上面的代码不是最新版，之前有问题的，我再更新一下。
cos_sim理论上是在［－1，1］之间的，但是向量的每个元素都是正的话就不会是0以下吧，难道embedding的时候有负值的？并且试了下多次跑的结果是不一致的，具体如下：

lcy-seso · 2017-06-15T02:52:46Z

从上面的截图看，是在跑训练过程。embedding 如果是自己学习而不是固定参数，那么随机初始化，完全可能初始化出负值。
以上是训练流程，每一次重新启动，都会随机初始化参数，同一条样本cost 输出不一致是完全正常的。

xlhlhlx · 2017-06-15T02:55:03Z

那就是这种情况是正常的？从使用角度来讲的话是没什么问题的？那负值代表什么意义呢？相似 or 不相似呢？

xlhlhlx · 2017-06-15T02:57:21Z

data reader代码如下：

#!/usr/bin/python
#encoding=utf8
import sys
import os
import random

#__all__ = [
#    'train', 'test', 'get_content_word_dict', 'max_content_id', 'max_user_id',
#    'user_location_dict', 'max_category_id', 'content_info'
#]

class CategoryFeatureGenerator(object):
    def __init__(self):
        self.dic = dict()
        self.dic['unk'] = 0
        self.counter = 1

    def register(self, key):
        '''
        Register record.
        '''
        if key not in self.dic:
            self.dic[key] = self.counter
            self.counter += 1

    def size(self):
        return len(self.dic)


    def gen(self, key):
        '''
        Generate one-hot representation for a record.
        '''
        if key not in self.dic:
            res = self.dic['unk']
        else:
            res = self.dic[key]
        return res

    def __repr__(self):
        return '<CategoryFeatureGenerator %d>' % len(self.dic)
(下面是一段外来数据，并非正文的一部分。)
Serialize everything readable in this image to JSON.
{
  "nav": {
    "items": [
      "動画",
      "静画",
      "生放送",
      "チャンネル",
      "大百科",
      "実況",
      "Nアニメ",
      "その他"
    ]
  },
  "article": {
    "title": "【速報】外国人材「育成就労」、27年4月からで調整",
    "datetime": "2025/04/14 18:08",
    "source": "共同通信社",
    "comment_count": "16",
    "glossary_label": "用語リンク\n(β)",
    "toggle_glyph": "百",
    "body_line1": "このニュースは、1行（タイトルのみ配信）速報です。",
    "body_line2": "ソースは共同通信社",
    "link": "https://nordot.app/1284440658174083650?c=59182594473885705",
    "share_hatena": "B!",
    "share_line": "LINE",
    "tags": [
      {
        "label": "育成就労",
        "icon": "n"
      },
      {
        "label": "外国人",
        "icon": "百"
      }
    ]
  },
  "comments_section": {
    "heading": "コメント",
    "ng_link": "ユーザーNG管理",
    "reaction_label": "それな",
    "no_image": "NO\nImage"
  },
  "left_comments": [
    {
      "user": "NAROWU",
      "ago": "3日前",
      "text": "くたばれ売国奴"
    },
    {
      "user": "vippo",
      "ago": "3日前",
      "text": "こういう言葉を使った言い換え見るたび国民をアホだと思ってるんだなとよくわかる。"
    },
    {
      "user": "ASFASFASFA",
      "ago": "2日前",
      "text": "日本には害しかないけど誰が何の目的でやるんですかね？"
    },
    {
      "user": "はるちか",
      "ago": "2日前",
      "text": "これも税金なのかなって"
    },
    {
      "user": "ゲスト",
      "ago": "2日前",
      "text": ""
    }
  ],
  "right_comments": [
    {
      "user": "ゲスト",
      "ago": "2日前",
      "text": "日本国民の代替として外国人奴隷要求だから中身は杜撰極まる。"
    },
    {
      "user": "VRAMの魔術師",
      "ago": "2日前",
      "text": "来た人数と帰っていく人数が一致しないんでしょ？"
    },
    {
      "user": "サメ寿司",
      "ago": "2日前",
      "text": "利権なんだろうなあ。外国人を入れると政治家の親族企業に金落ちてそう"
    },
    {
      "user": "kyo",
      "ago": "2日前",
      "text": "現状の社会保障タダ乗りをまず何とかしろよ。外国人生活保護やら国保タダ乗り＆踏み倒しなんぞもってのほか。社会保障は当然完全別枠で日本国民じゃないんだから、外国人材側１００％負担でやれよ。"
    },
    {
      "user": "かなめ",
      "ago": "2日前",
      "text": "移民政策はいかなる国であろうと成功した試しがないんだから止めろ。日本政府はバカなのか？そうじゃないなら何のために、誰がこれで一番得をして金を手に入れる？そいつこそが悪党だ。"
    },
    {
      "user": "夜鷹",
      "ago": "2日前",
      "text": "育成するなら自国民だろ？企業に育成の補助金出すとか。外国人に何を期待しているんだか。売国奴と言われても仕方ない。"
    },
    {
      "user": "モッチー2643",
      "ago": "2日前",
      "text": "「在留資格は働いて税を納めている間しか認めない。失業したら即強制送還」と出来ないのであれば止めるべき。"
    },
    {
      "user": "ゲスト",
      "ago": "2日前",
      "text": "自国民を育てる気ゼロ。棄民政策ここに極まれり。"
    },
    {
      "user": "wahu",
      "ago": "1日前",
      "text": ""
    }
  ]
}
feature_fields = ['user_id','user_location','content_id','cate_id','word','check_in_period']
feature_dict = {}
for key in feature_fields:
    feature_dict[key] = CategoryFeatureGenerator()

def __init_dataset__(path):
    with open(path, "r") as f:
        for line in f:
            user_id, time_period, user_location, app_id, content_id, cate_id, title, brief, quality_level, check_in_period, read_time = line.strip().split('\t')
            feature_dict['user_id'].register(user_id)
            feature_dict['content_id'].register(int(content_id))
            user_location_list = user_location.split('|')
            for ul in user_location_list:
                feature_dict['user_location'].register(ul)
                feature_dict['cate_id'].register(cate_id)
                title_list = title.split(' ')
            for w in title_list:
                feature_dict['word'].register(w.lower())
                brief_list = brief.split(' ')
            for w in brief_list:
                feature_dict['word'].register(w.lower())
                feature_dict['check_in_period'].register(int(check_in_period))

class ReaderData(object):
    def __init__(self, data_path, test_ratio, is_test):
        __init_dataset__(data_path)
        self.data_path = data_path
        self.test_ratio = test_ratio
        self.is_test = is_test
    
    def reader_creator(self):
        def reader():
            rand = random.Random()
            path = self.data_path
            test_ratio = self.test_ratio
            is_test = self.is_test
            with open(path, "r") as f:
                for line in f:
                    if (rand.random() < test_ratio) == is_test:
                        user_id, time_period, user_location, app_id, content_id, cate_id, title, brief, quality_level, check_in_period, read_time = line.strip().split('\t')
                        user_id_code = feature_dict['user_id'].gen(user_id)
                        user_location_code = [feature_dict['user_location'].gen(ul) for ul in user_location.split('|')]
                        content_id_code = feature_dict['content_id'].gen(int(content_id))
                        cate_id_code = feature_dict['cate_id'].gen(cate_id)
                        title_code = [feature_dict['word'].gen(w.lower()) for w in title.split(' ')]
                        brief_code = [feature_dict['word'].gen(w.lower()) for w in brief.split(' ')]
                        check_in_period_code = feature_dict['check_in_period'].gen(int(check_in_period))
                        record = [user_id_code, int(time_period), user_location_code, content_id_code, cate_id_code, title_code, brief_code, check_in_period_code]
                        yield record + [[float(read_time)]]
        return reader

    def get_content_word_dict(self):
        return feature_dict['word'].dic

    def user_id_len(self):
        return feature_dict['user_id'].size()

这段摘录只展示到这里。